In early 2020, Google said it hoped to make third-party cookies, a solution that allows publishers and other players to track individual web browsers, obsolete by introducing a new privacy-first solution it dubbed Privacy Sandbox. The feature uses a set of APIs, or application programming interfaces, to offer more user privacy protections while still allowing publishers and ad buyers to do the targeting and measurement tasks that cookies enabled.

Google repeatedly pushed back the date for when third-party cookies would vanish from Chrome. Partners who tested the featured, such as ad-tech firms Index Exchange and Criteo, as well as industry group the IAB Tech Lab, expressed concerns that Privacy Sandbox was not yet ready for prime time, arguing it posed a risk to publishers and programmatic players. In a report from July, Criteo forecasted that publishers’ Chrome ad revenue would drop by around 60% on average if third-party cookies were turned off. (Disclosure: This reporter previously worked at the ad-tech firm The Trade Desk.)

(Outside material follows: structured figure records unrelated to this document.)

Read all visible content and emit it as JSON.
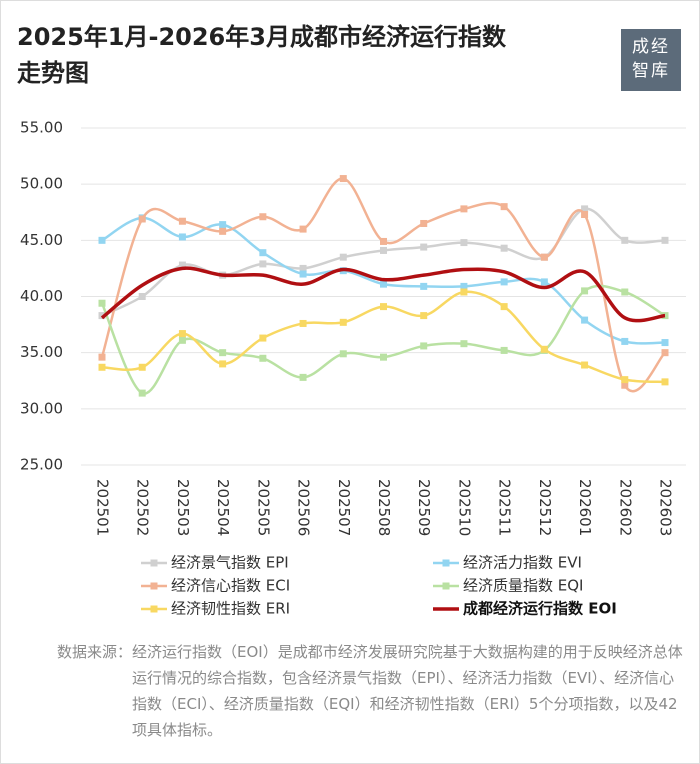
{
  "chart_data": {
    "type": "line",
    "title": [
      "2025年1月-2026年3月成都市经济运行指数",
      "走势图"
    ],
    "logo": [
      "成经",
      "智库"
    ],
    "categories": [
      "202501",
      "202502",
      "202503",
      "202504",
      "202505",
      "202506",
      "202507",
      "202508",
      "202509",
      "202510",
      "202511",
      "202512",
      "202601",
      "202602",
      "202603"
    ],
    "ylim": [
      25,
      55
    ],
    "yticks": [
      {
        "value": 25,
        "label": "25.00"
      },
      {
        "value": 30,
        "label": "30.00"
      },
      {
        "value": 35,
        "label": "35.00"
      },
      {
        "value": 40,
        "label": "40.00"
      },
      {
        "value": 45,
        "label": "45.00"
      },
      {
        "value": 50,
        "label": "50.00"
      },
      {
        "value": 55,
        "label": "55.00"
      }
    ],
    "grid": true,
    "series": [
      {
        "name": "经济景气指数 EPI",
        "color": "#d0d0d0",
        "markers": true,
        "values": [
          38.3,
          40.0,
          42.8,
          41.9,
          42.9,
          42.5,
          43.5,
          44.1,
          44.4,
          44.8,
          44.3,
          43.5,
          47.8,
          45.0,
          45.0
        ]
      },
      {
        "name": "经济活力指数 EVI",
        "color": "#92d5f1",
        "markers": true,
        "values": [
          45.0,
          47.0,
          45.3,
          46.4,
          43.9,
          42.0,
          42.3,
          41.1,
          40.9,
          40.9,
          41.3,
          41.3,
          37.9,
          36.0,
          35.9
        ]
      },
      {
        "name": "经济信心指数 ECI",
        "color": "#f2b293",
        "markers": true,
        "values": [
          34.6,
          46.9,
          46.7,
          45.8,
          47.1,
          46.0,
          50.5,
          44.9,
          46.5,
          47.8,
          48.0,
          43.5,
          47.3,
          32.1,
          35.0
        ]
      },
      {
        "name": "经济质量指数 EQI",
        "color": "#b9e1a2",
        "markers": true,
        "values": [
          39.4,
          31.4,
          36.1,
          35.0,
          34.5,
          32.8,
          34.9,
          34.6,
          35.6,
          35.8,
          35.2,
          35.2,
          40.5,
          40.4,
          38.3
        ]
      },
      {
        "name": "经济韧性指数 ERI",
        "color": "#f8d862",
        "markers": true,
        "values": [
          33.7,
          33.7,
          36.7,
          34.0,
          36.3,
          37.6,
          37.7,
          39.1,
          38.3,
          40.4,
          39.1,
          35.3,
          33.9,
          32.6,
          32.4
        ]
      },
      {
        "name": "成都经济运行指数 EOI",
        "color": "#b00f12",
        "markers": false,
        "values": [
          38.1,
          41.0,
          42.5,
          41.9,
          41.9,
          41.1,
          42.4,
          41.5,
          41.9,
          42.4,
          42.2,
          40.8,
          42.2,
          38.1,
          38.3
        ]
      }
    ],
    "source_label": "数据来源：",
    "source": "经济运行指数（EOI）是成都市经济发展研究院基于大数据构建的用于反映经济总体运行情况的综合指数，包含经济景气指数（EPI）、经济活力指数（EVI）、经济信心指数（ECI）、经济质量指数（EQI）和经济韧性指数（ERI）5个分项指数，以及42项具体指标。"
  }
}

Google seems to have heard their concerns. It now plans to introduce a new experience in Chrome that “lets people make an informed choice” around cookies across web browsing, Anthony Chavez, VP of Privacy Sandbox, wrote in the company’s blog post. What that experience will actually look like isn’t clear yet.

Chavez said the company is “discussing this new path with regulators,” after collecting feedback from a wide variety of stakeholders, including the UK’s Competition and Markets Authority (CMA), publishers, web developers, and ad industry players.

If the feature prompts users to opt into ad targeting, similar to the approach Apple took with app targeting in 2021, it still could prove to be a real headache for ad sellers and buyers.